Kubernetes controllers act as supervisors. A Deployment controller monitors Pods (agents), detects unhealthy ones via health checks, and creates replacements to maintain the desired replica count. The scheduler (kube-scheduler) decides which node runs each Pod.

Apache Airflow

Airflow’s executor model uses a scheduler that parses DAGs and places tasks on workers (agents). The scheduler monitors task state in the metadata database and retries failed tasks according to configured policies. Celery or Kubernetes executors distribute work across agent pools.

Frequently Asked Questions

Q: What’s the difference between this and a simple task queue with workers?
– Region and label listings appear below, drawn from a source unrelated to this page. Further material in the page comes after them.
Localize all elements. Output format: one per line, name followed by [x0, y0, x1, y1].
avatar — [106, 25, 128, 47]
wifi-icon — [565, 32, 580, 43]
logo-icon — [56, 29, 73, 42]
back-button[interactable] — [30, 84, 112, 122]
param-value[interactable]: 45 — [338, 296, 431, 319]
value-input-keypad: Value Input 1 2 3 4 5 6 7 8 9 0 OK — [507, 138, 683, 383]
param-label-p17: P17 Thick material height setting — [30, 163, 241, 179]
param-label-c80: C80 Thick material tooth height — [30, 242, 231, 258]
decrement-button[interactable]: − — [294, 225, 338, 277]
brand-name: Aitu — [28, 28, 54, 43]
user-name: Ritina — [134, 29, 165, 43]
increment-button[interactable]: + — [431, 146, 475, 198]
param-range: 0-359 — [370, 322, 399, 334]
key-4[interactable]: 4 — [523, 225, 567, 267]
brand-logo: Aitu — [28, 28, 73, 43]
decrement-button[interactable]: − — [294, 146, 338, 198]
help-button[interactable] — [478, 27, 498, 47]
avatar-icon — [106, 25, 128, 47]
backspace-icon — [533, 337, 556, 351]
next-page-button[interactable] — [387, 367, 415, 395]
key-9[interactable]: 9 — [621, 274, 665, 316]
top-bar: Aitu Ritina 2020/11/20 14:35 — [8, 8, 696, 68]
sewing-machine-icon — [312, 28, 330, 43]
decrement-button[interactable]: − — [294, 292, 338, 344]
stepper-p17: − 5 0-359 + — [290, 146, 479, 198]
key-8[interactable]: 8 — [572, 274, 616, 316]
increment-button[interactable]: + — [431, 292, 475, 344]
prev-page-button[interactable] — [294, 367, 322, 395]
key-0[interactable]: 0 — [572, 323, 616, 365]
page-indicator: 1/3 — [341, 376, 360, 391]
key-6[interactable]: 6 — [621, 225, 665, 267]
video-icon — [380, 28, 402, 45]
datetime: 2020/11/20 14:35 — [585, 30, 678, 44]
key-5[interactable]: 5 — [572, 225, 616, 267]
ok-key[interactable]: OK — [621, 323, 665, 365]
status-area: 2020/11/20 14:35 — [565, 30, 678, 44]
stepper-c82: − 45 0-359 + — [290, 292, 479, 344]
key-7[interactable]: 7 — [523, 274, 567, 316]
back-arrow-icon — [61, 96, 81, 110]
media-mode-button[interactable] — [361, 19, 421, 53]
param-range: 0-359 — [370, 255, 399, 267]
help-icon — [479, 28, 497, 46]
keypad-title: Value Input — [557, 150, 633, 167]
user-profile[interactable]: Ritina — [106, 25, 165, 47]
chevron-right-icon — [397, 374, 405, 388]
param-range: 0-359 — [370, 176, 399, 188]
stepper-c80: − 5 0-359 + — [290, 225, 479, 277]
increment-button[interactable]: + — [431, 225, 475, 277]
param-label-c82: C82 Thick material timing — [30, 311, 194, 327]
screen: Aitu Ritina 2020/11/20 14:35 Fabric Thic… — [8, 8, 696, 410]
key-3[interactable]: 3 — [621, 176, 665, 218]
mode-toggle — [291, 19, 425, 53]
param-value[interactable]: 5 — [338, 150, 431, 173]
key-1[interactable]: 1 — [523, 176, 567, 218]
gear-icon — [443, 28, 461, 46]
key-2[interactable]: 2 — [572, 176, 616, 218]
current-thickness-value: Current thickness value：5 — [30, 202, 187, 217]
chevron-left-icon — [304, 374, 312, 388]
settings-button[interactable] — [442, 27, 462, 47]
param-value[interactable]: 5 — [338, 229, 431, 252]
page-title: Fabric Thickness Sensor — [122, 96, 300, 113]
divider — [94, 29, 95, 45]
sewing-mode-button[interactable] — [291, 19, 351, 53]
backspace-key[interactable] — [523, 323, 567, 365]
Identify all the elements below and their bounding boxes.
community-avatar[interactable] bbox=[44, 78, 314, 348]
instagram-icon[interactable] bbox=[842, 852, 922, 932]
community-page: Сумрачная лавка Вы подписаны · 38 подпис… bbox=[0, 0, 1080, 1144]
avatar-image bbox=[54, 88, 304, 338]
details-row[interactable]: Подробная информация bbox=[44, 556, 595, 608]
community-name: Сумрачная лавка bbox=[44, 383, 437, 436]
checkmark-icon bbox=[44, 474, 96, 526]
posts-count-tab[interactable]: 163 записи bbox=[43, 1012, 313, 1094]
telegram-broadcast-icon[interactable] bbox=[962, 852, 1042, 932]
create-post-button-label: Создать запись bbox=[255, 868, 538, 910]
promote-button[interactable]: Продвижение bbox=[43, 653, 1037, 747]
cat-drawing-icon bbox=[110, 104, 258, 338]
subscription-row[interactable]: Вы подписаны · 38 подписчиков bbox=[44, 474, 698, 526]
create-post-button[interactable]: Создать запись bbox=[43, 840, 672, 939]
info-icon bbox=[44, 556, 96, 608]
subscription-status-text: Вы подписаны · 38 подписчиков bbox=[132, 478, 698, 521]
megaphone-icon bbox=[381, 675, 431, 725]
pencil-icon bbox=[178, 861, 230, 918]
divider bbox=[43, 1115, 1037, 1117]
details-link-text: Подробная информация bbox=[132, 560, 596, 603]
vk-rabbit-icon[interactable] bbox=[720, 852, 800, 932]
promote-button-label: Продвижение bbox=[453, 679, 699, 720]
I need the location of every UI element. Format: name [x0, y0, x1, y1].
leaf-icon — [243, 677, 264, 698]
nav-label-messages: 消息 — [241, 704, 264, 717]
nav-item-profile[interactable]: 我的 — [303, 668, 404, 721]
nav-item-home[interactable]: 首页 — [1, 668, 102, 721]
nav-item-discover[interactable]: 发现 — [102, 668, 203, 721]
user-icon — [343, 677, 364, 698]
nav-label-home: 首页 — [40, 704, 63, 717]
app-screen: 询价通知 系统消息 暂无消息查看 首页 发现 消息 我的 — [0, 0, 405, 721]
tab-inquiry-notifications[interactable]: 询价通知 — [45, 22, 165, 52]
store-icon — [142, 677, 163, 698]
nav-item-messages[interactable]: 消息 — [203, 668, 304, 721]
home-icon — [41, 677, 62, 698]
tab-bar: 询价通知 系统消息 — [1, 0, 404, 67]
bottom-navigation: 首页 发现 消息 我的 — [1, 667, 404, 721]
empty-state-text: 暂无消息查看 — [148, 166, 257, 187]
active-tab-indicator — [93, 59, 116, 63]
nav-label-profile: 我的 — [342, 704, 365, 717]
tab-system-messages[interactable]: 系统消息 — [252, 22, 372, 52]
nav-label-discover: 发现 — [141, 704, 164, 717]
A: A task queue delegates execution but doesn’t actively monitor worker health or automatically replace failed workers. The supervisor adds the lifecycle management and self-healing layer.

Q: Should the scheduler and supervisor be the same process? A: They can be, but separating them improves resilience. If the scheduler crashes, the supervisor can still maintain existing agents. In practice, they often coexist in small systems and separate in large distributed deployments.

Q: How does this pattern relate to Kubernetes? A: Kubernetes implements the pattern directly: kube-scheduler decides placement (scheduler), Pods execute work (agents), and ReplicaSets/Deployments monitor and replace failed Pods (supervisor).

Q: What happens if the supervisor crashes? A: The entire system loses oversight. Mitigate by running supervisors in pairs with leader election, or using a distributed consensus system (etcd, ZooKeeper) for supervisor state.

Q: Can this pattern handle millions of jobs? A: Yes — but the scheduler becomes a bottleneck. Use partitioned scheduling (one scheduler per job type or shard) and shared-nothing agent pools to scale horizontally.